Evans credited the board for shifting the public comments portion toward the start of the meeting, a move he said Cook County Commissioner Scott Britton helped facilitate.
Yet Evans found it curious that, like the speakers before him, Village board President Mike Jenny used prepared remarks to address the speakers; that Jenny's main response was the board was focused on city services and did not commemorate "heritage" events; and the speakers were merely thanked for their comments.
"I think the expectation was there could have been some discussion," Evans said.
Be it praise or criticism, though, standard practice for public comment has the board allow the petitioner his or her three minutes and possibly take those opinions back for consideration that may indeed shape future policy.
Walch disagreed with the practice of not honoring specific months or causes.
"I'm speaking to a president and trustees, elected by the people of Glenview to demonstrate leadership and make decisions on behalf of the community," the recent graduate said. "A decision has thus been presented to you: Proudly proclaim Glenview as a place of inclusion and acceptance, or cow to a loud minority to spew bigotry for bigotry's sake."
Jenny later stood by his remarks made at the meeting.
"It is important to note that beyond flying village-, county-, state-, federal- and congressional-approved flags on Village of Glenview flagpoles, this unit of local government does not currently officially observe heritage months and heritage days that individuals and businesses in our diverse community may choose to celebrate," he said June 15.
"While we always encourage advancing the fundamental freedoms of opinion and expression, our primary purpose as a unit of local government is to provide essential public services such as public safety services and community development, among many others, all in a financially prudent manner."

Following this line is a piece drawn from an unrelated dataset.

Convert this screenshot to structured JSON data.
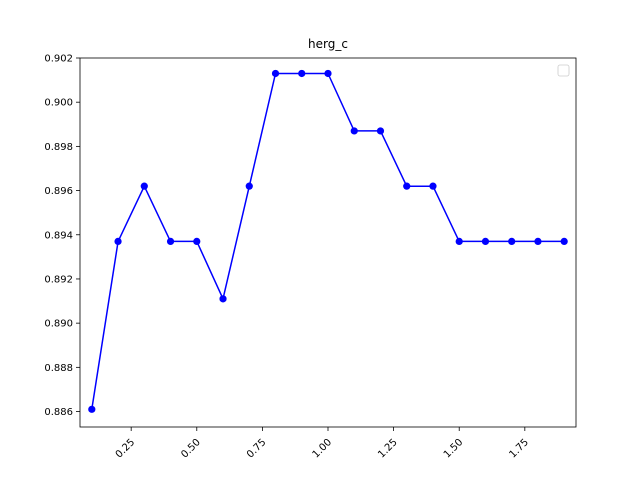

However, before going to his notes Jenny said he personally agreed with the speakers and had been pleased to see the flag shown around the village.
"I promise that I will keep your comments in mind as we review our procedures for the coming year," he concluded.

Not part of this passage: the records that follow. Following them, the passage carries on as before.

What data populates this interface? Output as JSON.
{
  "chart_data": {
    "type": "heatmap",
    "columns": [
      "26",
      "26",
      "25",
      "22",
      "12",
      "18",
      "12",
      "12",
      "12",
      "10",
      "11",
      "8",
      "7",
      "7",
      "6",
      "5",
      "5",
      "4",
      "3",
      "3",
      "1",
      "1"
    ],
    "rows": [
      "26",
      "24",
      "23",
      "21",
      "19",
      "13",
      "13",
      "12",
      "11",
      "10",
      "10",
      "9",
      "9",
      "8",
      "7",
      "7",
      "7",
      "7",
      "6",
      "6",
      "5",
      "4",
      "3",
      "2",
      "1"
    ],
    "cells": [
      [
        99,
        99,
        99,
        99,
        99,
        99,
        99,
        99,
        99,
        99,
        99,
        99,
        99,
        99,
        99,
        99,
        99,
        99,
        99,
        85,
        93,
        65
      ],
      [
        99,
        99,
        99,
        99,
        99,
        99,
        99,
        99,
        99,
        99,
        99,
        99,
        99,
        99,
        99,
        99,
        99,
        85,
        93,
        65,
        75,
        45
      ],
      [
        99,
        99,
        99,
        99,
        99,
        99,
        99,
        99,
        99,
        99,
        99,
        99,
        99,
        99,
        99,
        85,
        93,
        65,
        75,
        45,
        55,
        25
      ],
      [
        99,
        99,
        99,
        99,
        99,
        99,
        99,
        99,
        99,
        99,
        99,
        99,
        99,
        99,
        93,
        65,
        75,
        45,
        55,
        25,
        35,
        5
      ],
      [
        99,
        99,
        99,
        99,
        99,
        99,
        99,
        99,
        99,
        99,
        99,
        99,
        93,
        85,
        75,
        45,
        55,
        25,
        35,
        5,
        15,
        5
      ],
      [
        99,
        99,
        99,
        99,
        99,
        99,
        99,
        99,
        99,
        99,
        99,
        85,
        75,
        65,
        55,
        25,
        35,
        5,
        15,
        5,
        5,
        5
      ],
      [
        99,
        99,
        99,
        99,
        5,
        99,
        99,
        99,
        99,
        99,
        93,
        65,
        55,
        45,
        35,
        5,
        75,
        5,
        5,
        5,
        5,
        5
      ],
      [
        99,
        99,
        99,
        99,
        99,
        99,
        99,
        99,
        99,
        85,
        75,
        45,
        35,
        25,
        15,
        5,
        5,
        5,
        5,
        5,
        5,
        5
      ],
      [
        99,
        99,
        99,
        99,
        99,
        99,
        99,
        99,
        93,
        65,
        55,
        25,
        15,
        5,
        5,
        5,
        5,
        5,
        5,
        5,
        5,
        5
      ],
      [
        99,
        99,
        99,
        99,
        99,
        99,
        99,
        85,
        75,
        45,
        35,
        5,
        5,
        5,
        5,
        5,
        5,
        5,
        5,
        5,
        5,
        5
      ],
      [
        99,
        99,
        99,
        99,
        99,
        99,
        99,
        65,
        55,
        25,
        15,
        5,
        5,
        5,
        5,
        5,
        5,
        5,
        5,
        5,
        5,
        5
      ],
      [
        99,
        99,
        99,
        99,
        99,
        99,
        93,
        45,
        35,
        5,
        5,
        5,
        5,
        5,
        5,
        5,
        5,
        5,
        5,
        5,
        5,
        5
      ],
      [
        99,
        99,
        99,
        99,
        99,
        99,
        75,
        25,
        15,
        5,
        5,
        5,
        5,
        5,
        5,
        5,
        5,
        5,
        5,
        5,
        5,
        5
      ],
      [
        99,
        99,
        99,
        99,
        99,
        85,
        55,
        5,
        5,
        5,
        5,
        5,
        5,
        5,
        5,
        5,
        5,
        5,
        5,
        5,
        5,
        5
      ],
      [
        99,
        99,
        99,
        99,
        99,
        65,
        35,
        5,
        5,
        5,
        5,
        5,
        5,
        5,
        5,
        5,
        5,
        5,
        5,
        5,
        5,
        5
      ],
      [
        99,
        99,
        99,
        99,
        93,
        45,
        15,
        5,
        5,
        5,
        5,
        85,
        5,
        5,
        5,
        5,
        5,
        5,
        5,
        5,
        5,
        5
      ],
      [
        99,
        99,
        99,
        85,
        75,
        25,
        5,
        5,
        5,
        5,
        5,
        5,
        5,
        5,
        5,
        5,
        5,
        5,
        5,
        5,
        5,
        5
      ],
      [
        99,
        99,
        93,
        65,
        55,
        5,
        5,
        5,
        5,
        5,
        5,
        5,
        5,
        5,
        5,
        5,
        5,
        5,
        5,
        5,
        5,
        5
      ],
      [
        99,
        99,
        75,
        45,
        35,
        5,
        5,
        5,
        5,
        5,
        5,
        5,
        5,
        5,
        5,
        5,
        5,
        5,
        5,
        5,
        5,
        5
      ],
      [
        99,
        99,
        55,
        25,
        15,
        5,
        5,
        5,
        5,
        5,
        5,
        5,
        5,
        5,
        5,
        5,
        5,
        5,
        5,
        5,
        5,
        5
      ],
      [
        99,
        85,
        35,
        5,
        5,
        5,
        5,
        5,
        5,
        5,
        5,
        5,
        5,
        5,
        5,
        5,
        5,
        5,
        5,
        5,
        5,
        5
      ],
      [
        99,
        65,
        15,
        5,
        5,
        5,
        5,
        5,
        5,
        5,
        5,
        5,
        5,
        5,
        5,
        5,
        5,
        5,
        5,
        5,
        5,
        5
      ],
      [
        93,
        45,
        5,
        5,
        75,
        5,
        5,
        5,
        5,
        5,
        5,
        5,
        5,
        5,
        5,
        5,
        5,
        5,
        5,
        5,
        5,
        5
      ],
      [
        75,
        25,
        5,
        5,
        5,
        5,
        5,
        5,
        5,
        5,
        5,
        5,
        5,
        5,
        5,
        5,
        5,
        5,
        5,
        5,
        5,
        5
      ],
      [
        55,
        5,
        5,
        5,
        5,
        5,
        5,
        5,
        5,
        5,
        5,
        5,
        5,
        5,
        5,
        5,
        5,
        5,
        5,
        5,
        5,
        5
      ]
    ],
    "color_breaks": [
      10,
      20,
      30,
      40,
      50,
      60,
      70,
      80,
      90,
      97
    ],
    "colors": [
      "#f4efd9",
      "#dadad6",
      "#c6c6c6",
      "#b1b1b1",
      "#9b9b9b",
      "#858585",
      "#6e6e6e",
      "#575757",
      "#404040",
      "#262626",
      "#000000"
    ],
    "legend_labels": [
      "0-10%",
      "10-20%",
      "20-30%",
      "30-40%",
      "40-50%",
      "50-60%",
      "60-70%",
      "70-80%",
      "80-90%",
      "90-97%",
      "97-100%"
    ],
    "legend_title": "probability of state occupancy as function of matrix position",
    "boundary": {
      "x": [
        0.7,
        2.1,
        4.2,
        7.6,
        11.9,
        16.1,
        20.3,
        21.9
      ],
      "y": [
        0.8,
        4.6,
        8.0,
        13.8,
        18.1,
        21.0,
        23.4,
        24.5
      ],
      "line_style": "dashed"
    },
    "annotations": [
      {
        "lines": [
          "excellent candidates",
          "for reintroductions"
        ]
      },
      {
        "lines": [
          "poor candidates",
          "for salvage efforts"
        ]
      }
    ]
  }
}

In addition to Tuesday's event at Glenview Public Library, there will be more Pride offerings in the coming weeks.
The Democrats of Northfield Township Pride Picnic will be held from noon to 2 p.m. Saturday, June 26, at Techny Prairie Park's Bluegill Shelter, 1750 Techny Road, Northbrook.
Committee person Tracy Katz Muhl said the purpose of the event, timed for the normal running of the Chicago Pride Parade postponed this year to Oct. 3, is to "celebrate Pride Month and hear post-session updates from our Northfield Township elected officials."
The picnic, catered by Little Louie's with donations supporting Youth Services' Pride Program, costs $20 for adults, $10 for children.
"It's something that the Democrats started talking about a while ago in part because the Pride Parade and other events would be COVID-cancelled," said Katz Muhl, who stressed that the picnic was not a partisan affair. "And so we're looking for a COVID-safe alternative way to celebrate Pride and also figure out how to have our typical June event. So this predates the conversation in Glenview."
Glenview Pride will have a booth at the village's July 4 reverse parade, which starts at noon at Community Park West, 1001 Zenith Drive. The organization also is visiting businesses to ask them to hang Glenview Pride flyers.
In an email, Marfise-Patt said Britton was the driving force to have Glenview Public Library display the Pride flag, an act library Director Dorfman supports.
"It makes sense for the library because we are an institution that is open to freedom of expression and inclusion, and access to ideas and information," she said.
"The village is aware that this is happening, and they support it for the library."